Da das noch nicht erniedrigend genug war, fingen bald alle Provider an, die Nation – oder den Teil, der schon DSL hatte – flächendeckend mit Flatrates einzudecken, bis auch der letzte Dorftrottel Tante Inges Urlaubsfotos oder Ferkelfilme in HDTV-Auflösung quasi kostenlos auf seinen Dampfcomputer herunterladen konnte. Währenddessen saß ich als wissenschaftlicher Mitarbeiter eines Informatik-Fachbereiches an einer großen Berliner Universität zu Hause und freute mich wie ein Schneekönig, wenn ich nach drei Stunden endlich fünfzig Online-Abgaben einer Praktikumsaufgabe zu Hause hatte, die ich dann korrigieren konnte. An nächtelange Unreal-Tournament-Sitzungen oder Filesharing durfte ich nicht einmal mehr denken, nachdem ich mir einen ISDN-Router gekauft hatte, der ab und zu mal nicht abschaltete und mir dann eine Telefonrechung von dreihundert Mark bescherte. Schneller und kostengünstiger war der Transport von Daten mit CD/RW von zu Hause, nur war auch die Latenzzeit ungleich höher.
Um wenigstens der Kostenfalle zu entgehen, machte ich mich auf die Suche nach einer ISDN-Flatrate. Die gab es bei der Berlikomm, also flugs den Antrag ausgefüllt und abgeschickt. Ich bekam auch postwendend eine Antwort: Die RegTP habe der Telekom erlaubt, die legendäre „letzte Meile“, also das Stück Leitung zwischen dem Kunden und dem nächsten grauen Kasten, für einen Wucherpreis an die Reseller zu vermieten. Deshalb rechne es sich für die Berlikomm nicht, mir einen Anschluss zu verkaufen. Schluchzend brach ich über dem Brief zusammen, wohlwissend, dass ich nie, nie wieder von der Telekom loskommen würde.

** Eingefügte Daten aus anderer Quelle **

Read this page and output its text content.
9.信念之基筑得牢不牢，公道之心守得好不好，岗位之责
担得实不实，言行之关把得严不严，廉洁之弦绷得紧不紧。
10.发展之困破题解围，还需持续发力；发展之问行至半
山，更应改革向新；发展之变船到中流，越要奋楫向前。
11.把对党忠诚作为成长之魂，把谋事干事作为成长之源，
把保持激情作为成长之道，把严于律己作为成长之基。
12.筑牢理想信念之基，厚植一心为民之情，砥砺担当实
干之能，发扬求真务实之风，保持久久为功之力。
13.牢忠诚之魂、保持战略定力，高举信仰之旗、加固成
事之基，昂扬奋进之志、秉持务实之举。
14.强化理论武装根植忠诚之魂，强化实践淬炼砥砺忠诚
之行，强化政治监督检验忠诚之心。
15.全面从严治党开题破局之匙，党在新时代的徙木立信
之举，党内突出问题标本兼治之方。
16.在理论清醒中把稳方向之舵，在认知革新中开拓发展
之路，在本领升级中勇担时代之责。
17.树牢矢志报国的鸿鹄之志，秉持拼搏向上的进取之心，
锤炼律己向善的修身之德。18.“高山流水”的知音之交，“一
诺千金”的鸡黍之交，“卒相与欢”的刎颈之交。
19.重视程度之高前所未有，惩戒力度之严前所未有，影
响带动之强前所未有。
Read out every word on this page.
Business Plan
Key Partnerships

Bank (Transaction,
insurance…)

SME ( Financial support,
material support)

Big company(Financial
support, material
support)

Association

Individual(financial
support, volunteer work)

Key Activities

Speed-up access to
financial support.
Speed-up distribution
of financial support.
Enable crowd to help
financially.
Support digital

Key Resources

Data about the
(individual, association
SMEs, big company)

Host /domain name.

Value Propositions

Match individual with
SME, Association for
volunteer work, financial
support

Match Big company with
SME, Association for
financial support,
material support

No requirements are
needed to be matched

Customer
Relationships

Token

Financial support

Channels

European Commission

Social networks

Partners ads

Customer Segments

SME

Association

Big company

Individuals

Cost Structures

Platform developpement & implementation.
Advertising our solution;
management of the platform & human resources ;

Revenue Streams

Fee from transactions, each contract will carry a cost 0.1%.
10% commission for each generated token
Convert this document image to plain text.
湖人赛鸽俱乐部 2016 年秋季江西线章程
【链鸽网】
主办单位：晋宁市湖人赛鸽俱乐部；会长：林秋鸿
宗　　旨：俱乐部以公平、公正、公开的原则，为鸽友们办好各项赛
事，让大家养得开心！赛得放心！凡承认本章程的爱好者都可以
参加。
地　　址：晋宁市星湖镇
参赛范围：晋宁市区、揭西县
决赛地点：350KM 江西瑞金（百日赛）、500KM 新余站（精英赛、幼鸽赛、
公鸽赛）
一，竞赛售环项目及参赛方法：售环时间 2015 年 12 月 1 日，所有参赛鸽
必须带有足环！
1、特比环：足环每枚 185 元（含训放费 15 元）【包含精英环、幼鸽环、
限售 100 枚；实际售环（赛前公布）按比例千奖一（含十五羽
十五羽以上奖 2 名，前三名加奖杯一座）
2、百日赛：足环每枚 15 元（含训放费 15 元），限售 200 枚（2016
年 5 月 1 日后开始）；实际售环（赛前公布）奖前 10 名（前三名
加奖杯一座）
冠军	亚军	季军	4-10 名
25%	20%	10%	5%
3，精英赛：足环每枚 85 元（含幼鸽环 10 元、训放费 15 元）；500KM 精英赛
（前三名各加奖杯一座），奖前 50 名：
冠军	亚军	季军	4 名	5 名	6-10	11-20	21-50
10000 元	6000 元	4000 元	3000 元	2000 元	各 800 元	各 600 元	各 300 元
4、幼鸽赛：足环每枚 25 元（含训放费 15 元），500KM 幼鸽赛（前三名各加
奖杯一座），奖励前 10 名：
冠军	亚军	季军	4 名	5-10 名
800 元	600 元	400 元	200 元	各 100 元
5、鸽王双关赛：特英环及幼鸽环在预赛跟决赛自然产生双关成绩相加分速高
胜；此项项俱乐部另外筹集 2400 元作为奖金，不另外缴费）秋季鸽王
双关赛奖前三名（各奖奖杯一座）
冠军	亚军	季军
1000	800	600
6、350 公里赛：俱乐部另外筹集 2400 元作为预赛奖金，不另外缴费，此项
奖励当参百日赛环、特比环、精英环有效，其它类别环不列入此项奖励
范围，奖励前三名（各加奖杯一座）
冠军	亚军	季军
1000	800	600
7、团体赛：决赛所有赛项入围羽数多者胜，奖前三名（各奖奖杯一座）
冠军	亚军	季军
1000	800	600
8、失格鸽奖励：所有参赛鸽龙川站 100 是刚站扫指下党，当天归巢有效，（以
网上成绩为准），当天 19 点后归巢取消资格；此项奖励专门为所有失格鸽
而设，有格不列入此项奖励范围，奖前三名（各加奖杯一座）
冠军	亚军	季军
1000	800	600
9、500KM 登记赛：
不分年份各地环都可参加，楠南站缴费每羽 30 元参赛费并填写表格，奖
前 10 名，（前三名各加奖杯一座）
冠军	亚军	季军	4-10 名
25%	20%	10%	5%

Verbittert saß ich eines Abends am Küchentisch, als sich meinem Haus zwei Lichtgestalten näherten. Sie gingen von Tür zu Tür, um die frohe Botschaft zu verkündigen: Ein Engel namens Alice habe ein Einsehen und würde mir einen 6-Megabit-DSL-Anschluss mit Flatrate und Telefon für unter fünfzig Euro verkaufen. Wutentbrannt schleuderte ich ihnen entgegen, dass die Telekom selbst dieses Haus, ja den ganzen Bezirk verflucht habe und wir dank der Glasfaserschlinge um unseren Hals niemals entkommen würden, aber die Boten des Engels hielten mir entgegen, dass Alice ja „eigene Leitungen habe“ und ich deshalb getrost den Erlösungsantrag unterschreiben solle.
Was soll’s, natürlich hatten Jenni und Schnupsi, oder wie sie heißen, völlig daneben getippt. Die Telekom wollte mich nicht gehen lassen, Alice hatte gar keine Leitungen und in meinem Herzen war es dunkler als je zuvor. Weil ich aber in meinem Schmerz nicht alleine sein wollte, trat ich der fantastischsten Bürgerinitiative der Welt bei – DSLnachPankow. Die hatten immerhin erreicht, dass eine Firma namens Maxxtelekom ihr DSL-Funknetz ausgerechnet in Pankow als erstes aufbauen sollte.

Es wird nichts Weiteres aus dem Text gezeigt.